Мгновение она лежала неподвижно. Стук доносился от окна. Откинув одеяло, она встала и прошла по комнате, заставленной массивной мебелью и украшенной вышитыми тканями, с куклами, глядящими на нее. Раздвинула шторы. Вокруг Купола все освещалось и ночью, островок люминесцентного света в океане тьмы. В лучах фонарей падал снег, льдистый, который несло ветром. Скорее, ледяная крупа, чем снег. Но все начало меняться прямо у нее на глазах. Частички стали падать медленнее, стали больше, превращаясь в снежные хлопья. Они падали на все вокруг, накидывая на землю снежное покрывало. В двух соседних комнатах спали Лайла и дочь Сары, в маленькой кроватке. Как же Саре хотелось пойти к ней, обнять своего ребенка, поднять ее на руках, отнести к себе на диван, чтобы она спала рядом с ней. Касаться ее волос, кожи, чувствовать тепло ее дыхания. Но это пустые мечты, все, что она посмела себе представить, совершенно невозможно. Погруженная в тоску, Сара смотрела на падающий снег, радуясь, что он медленно стирает очертания мира. Однако там, в плоскоземье, снег значил нечто иное, она знала это. Отмороженные пальцы на руках и ногах, скрючившиеся от холода тела. Месяцы тьмы и страданий. «Что ж, – подумала Сара, вздрогнув. – Зима. Значит, она началась. По крайней мере я буду внутри».

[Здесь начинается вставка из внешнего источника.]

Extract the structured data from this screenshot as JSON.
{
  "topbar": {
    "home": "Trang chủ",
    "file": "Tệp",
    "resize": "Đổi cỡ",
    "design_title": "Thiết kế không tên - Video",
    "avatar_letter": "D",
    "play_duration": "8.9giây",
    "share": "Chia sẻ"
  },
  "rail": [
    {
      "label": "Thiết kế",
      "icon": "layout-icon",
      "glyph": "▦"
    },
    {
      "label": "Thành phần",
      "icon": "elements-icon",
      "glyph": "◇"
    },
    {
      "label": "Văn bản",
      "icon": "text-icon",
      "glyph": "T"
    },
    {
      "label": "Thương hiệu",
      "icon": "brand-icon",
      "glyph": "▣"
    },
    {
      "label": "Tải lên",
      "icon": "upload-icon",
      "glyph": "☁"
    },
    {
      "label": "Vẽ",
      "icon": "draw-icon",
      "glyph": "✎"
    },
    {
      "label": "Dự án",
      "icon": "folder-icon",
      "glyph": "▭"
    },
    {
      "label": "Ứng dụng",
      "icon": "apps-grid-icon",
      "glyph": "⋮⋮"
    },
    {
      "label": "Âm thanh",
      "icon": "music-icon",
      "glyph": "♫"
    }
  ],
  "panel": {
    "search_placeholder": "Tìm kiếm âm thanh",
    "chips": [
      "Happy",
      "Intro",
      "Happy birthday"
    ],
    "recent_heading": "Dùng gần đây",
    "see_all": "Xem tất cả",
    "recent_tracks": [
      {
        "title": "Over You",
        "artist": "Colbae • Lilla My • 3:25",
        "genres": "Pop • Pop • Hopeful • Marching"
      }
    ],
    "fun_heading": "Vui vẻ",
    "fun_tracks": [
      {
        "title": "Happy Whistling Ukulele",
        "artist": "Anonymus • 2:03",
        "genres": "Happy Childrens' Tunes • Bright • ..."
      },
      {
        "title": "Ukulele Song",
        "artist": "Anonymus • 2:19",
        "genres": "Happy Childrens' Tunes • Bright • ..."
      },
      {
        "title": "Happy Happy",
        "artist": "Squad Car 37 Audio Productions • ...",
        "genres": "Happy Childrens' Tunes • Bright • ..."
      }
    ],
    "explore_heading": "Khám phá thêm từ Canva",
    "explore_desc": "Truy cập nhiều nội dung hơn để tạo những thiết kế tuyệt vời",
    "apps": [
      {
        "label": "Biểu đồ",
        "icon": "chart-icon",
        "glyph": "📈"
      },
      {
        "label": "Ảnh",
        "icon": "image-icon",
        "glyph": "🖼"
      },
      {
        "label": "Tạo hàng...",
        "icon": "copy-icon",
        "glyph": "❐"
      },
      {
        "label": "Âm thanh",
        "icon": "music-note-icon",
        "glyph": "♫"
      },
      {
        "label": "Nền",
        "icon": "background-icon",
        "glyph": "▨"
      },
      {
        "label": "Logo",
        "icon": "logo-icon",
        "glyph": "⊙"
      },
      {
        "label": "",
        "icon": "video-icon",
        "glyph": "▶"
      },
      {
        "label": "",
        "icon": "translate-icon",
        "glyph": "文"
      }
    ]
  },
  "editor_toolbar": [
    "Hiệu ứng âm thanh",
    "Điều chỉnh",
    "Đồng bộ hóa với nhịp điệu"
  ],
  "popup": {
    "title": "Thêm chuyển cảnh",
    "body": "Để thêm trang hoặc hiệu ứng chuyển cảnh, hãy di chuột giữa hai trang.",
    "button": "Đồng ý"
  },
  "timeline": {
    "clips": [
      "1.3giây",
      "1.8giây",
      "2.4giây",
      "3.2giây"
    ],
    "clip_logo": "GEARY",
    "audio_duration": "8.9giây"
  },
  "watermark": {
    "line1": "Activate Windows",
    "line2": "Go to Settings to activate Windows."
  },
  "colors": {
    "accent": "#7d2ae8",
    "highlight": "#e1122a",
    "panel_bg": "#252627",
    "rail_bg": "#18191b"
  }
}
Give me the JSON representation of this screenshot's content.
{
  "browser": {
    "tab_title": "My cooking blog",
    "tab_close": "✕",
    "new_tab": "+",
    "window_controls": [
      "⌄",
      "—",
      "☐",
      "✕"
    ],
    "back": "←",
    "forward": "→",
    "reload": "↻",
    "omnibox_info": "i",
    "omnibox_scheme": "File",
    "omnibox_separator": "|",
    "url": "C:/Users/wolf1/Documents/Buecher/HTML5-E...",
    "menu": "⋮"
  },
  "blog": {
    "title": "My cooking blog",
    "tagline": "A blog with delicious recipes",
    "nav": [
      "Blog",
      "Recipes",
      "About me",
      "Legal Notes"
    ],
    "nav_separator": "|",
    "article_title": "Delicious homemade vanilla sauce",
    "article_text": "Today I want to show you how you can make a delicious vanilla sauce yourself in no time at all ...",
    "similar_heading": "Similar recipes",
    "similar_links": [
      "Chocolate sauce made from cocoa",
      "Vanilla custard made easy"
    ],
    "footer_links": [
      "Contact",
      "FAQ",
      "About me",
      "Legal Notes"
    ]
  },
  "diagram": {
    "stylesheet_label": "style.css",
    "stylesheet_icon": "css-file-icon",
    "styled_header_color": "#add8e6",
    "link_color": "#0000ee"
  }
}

Однако, когда она проснулась утром, все вновь изменилось.
– Дани, гляди! Снег!
В комнату хлынул сверкающий свет. Маленькая девочка в ночной рубашке залезла на стул, раздвинув шторы, и прижалась носом к стеклу, изукрашенному морозным узором. Сара быстро встала с дивана и задернула шторы.
– Но я хочу посмотреть!
Из другой комнаты донесся голос:
– Дани! Ты где? Ты мне нужна!
– Секунду! – ответила Сара, глядя в умоляющие глаза девочки: – Прости, милая. Ты знаешь правила.

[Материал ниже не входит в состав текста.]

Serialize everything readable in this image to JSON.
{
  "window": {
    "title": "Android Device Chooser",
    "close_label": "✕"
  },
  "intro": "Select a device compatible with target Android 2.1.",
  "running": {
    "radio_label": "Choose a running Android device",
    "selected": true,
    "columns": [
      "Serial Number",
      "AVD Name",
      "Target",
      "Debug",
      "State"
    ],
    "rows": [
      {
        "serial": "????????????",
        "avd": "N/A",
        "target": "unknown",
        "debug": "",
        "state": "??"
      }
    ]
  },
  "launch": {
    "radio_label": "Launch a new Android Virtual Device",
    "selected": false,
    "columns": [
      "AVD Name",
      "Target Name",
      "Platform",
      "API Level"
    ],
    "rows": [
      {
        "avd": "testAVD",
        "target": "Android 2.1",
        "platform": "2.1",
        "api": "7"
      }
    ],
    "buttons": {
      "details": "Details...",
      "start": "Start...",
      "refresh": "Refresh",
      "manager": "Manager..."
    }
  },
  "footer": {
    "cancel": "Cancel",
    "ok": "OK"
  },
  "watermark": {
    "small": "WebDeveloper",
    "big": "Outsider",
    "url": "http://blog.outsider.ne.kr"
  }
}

– Но она может в постели полежать!
– Дани!
Сара тяжело вздохнула. Утром с Лайлой было тяжелее всего, когда ее одолевали беспричинная тревога и безымянный страх. Это усиливалось с каждым днем, прошедшим с момента ее последнего кормления. Когда ее силы были восстановлены свежей кровью, она становилась радостной и ласковой, к ним обеим, даже немного легкомысленной, однако ее интерес к Кейт выглядел скорее абстрактным, чем личным. Казалось, она не вполне осознавала возраст ребенка, часто разговаривая с ней, как с младенцем. В эти дни, хорошие дни, она была совершенно уверена, что живет в некоем месте под названием Черри Крик, замужем за мужчиной по имени Дэвид – хотя иногда она говорила и о другом, по имени Брэд, казалось, они с легкостью меняются в ее сознании. Сара была у нее домработницей, которую прислала «служба», что бы это ни было такое. Но когда эффект от крови начинал слабеть, что продолжалось от четырех до пяти дней, она становилась непредсказуемой и перепуганной, как будто ее буйные фантазии становилось все труднее удерживать в голове.
– Позволь мне отвести ее в ванную, – тихо сказала она Кейт. – А потом посмотрю, может, сможем погулять выйти. Договорились?
Маленькая девочка радостно закивала.
– Тогда одевайся.
Сара пришла к Лайле и увидела, что та сидит на кровати, вцепившись руками в тонкую ткань ночной рубашки на груди. Если бы Сару попросили угадать ее возраст, она сказала бы, что Лайле лет пятьдесят. Завтра ей будет еще больше, морщины на лице станут глубже, мышцы станут дряблыми, волосы – более седыми и редкими. Иногда перемены были настолько стремительными, что происходили буквально на глазах у Сары. И тогда Гилдер приносил кровь, а Сару выгоняли из комнаты, к Кейт. К их возвращению Лайла снова превращалась в молодую женщину лет двадцати пяти, с роскошными волосами и гладкой кожей. Цикл начинался заново.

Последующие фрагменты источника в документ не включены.